Twenty Minutes in Manhattan
Reaktion Books: 272 pp., $27
For years, Michael Sorkin, professor of architecture and design at City College of New York and former architecture critic for the Village Voice, walked each day from his Greenwich Village apartment to his studio on Hudson Street in Tribeca. The trip takes 20 minutes, but this flaneur's mind wanders through the history of the city, architectural theory, social justice and urban planning. Sorkin and his wife have lived on the top floor of the five-story tenement he fondly calls Annabel Lee (a name inscribed in the cornice) for 24 years.
He begins his journey with the stairs (72 in all), moves onto the stoop, the block, through La Guardia Place, Washington Square, Soho, Canal Street, Tribeca to Hudson Street. He is fascinated by the myriad ways architectural details foster or inhibit community, neighborliness, safety, diversity and intimacy. Sorkin has a light hand with history (he is never overbearing) and a worldly way with facts and anecdotes.
From the creation of the gridiron system of city blocks in 1811 to current disputes over zoning and development, he describes how New Yorkers' lives are formed and deformed by their environment. Sorkin's agenda is clear: Local is better; civic life depends on economic imperatives (more leisure time means more time to protect shade trees and public education) but also on small things like open stairways. "Our sense of citizenship and belonging," he writes, "is not the product of ownership but of affinity, interaction, and social reciprocity." Sorkin began this book 12 years ago, and he admits that 9/11 (the towers were visible from his living room window) informed his thinking about neighborhoods and city life. He also admits to having left his Hudson Street studio four years ago because of creeping gentrification.
"Twenty Minutes" is a eulogy to an urban life that is fast disappearing. The city, he writes, has become "the territory of mere acquisitiveness, of the sort of civic disengagement suggested by the lifestyles of those who can afford to own multimillion-dollar apartments they will occupy only a month at a stretch. For them, possession displaces participation."
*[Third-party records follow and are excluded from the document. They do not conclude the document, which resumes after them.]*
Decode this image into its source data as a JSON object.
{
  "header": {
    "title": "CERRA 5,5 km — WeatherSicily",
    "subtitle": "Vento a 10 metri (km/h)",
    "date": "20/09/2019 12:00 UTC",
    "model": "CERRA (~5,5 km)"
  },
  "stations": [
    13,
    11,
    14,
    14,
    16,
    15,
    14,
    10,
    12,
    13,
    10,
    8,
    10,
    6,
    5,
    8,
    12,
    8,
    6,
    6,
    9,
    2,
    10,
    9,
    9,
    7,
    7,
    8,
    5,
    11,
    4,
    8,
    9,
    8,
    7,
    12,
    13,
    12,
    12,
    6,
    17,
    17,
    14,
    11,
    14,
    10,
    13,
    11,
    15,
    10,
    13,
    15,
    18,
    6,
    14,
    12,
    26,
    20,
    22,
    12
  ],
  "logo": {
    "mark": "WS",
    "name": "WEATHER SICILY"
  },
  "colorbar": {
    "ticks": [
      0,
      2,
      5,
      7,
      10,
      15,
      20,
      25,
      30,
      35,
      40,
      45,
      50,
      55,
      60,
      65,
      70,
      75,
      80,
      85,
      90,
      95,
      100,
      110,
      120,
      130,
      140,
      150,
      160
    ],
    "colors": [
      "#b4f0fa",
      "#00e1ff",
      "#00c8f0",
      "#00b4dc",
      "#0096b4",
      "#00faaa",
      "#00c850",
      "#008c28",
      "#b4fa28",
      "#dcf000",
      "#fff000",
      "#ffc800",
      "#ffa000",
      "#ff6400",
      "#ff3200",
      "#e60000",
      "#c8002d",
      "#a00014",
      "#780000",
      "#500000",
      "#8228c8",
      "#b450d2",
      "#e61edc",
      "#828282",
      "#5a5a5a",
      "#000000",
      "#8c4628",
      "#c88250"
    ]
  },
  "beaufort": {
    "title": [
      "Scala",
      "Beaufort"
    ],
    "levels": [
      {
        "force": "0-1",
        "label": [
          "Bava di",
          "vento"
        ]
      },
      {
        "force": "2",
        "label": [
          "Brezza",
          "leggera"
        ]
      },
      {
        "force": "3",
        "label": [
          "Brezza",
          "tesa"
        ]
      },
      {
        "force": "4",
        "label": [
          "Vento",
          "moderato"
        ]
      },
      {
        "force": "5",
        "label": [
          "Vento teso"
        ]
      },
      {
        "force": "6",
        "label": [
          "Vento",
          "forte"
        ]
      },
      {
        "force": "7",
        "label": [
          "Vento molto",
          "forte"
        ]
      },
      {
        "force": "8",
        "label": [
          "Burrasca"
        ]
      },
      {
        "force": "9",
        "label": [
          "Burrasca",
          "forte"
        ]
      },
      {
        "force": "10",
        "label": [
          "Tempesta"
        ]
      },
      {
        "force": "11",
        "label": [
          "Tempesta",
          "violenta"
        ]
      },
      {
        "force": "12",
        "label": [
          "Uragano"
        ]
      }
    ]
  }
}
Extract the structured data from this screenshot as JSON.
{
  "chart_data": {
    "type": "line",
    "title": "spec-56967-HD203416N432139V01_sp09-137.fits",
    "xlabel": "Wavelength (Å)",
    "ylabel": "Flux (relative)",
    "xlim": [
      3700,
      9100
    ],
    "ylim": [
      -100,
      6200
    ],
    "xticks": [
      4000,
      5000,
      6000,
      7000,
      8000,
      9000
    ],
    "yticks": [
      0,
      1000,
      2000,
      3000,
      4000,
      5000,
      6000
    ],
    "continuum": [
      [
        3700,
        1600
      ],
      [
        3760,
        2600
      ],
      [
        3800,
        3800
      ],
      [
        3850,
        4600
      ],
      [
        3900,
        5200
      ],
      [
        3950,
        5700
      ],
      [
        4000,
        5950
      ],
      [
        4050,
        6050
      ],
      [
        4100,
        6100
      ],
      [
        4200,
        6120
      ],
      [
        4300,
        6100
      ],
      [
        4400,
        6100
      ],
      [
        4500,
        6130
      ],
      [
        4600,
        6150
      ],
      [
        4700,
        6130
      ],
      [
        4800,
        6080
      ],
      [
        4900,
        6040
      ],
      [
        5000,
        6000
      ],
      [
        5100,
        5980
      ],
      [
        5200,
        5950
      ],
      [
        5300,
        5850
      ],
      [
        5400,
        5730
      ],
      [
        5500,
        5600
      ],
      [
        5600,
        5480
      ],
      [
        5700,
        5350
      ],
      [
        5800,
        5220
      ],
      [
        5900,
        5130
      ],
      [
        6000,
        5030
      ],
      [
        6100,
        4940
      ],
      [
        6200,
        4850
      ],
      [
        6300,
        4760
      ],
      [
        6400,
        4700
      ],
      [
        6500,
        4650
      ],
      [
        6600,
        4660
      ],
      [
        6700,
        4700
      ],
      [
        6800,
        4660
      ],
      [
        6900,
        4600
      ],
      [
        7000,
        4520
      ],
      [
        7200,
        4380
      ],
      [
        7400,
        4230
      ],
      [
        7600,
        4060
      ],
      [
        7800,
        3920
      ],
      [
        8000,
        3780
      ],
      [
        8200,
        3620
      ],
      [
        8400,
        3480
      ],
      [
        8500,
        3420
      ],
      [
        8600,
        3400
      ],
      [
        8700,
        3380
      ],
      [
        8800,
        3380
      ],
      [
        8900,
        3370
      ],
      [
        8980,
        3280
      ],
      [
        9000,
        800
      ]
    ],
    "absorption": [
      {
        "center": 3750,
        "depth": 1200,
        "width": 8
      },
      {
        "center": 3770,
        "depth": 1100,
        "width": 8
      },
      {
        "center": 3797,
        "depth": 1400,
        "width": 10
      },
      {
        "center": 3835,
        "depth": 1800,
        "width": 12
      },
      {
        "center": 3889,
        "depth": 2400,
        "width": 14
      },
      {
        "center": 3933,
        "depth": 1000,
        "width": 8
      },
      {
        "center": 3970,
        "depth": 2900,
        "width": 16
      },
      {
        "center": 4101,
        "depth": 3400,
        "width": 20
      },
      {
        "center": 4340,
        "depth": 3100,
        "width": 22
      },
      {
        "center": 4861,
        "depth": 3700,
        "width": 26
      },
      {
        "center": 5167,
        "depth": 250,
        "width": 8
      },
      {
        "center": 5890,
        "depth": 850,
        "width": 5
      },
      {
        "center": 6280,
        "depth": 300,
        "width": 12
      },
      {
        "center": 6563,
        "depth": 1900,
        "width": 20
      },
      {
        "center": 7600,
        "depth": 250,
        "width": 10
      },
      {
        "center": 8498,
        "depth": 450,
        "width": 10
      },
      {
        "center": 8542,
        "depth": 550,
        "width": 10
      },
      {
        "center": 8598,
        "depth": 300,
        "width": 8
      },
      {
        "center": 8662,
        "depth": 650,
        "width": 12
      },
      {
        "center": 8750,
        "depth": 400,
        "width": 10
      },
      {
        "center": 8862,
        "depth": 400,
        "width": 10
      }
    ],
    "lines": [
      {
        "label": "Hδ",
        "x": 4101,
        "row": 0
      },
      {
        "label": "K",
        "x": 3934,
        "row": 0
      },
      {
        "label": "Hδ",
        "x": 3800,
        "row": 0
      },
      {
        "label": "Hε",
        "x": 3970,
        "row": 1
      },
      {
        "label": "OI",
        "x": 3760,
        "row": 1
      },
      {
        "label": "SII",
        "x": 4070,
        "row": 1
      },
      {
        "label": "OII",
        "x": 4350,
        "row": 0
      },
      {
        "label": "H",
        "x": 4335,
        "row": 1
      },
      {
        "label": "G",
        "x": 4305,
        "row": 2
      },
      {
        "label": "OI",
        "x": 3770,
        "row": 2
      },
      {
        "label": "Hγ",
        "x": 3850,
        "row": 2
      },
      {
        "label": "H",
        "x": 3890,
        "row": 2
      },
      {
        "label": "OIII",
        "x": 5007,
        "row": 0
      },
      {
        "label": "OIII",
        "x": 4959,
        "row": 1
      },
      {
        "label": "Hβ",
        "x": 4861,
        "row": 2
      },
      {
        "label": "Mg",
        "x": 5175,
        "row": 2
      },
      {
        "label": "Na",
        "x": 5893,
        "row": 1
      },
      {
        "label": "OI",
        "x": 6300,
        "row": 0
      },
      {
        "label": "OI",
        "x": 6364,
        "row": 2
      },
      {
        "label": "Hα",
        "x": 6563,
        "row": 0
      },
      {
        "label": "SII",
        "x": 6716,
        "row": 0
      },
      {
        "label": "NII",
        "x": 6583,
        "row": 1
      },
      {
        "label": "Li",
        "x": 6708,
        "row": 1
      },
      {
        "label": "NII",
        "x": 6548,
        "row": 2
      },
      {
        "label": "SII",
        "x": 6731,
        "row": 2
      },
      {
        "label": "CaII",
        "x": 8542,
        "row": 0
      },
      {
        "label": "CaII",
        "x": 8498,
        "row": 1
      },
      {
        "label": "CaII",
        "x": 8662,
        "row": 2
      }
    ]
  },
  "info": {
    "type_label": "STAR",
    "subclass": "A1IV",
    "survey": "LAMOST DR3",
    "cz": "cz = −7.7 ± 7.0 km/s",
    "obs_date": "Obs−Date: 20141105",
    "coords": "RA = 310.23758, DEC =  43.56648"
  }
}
Houghton Mifflin Harcourt: 226 pp., $12.95 paper
The female characters in this debut collection inhabit some of the more disorienting landscapes in Southern California -- Newport Beach and environs. Waitresses, single mothers, teenagers -- their bodies are often described in the language of Cubism: planes and angles and unreliable, shifting surfaces. The proportions of things, from utensils to emotions, often fail to fit the environment -- the hallways and beaches and temporary living spaces meant to contain Victoria Patterson's characters. Light glows in their blond hair as though it is trapped; sexuality and cannibalism are discussed in tandem; punishments and guilt often come long after the character's transgressions. Things are out of sync, making these stories infinitely disturbing. What happened to childhood? Is numbness the most a girl can hope for? "She wonders how she will function this day, the next, and all the days that follow." Even wondering, in this memorable collection, is a form of prayer.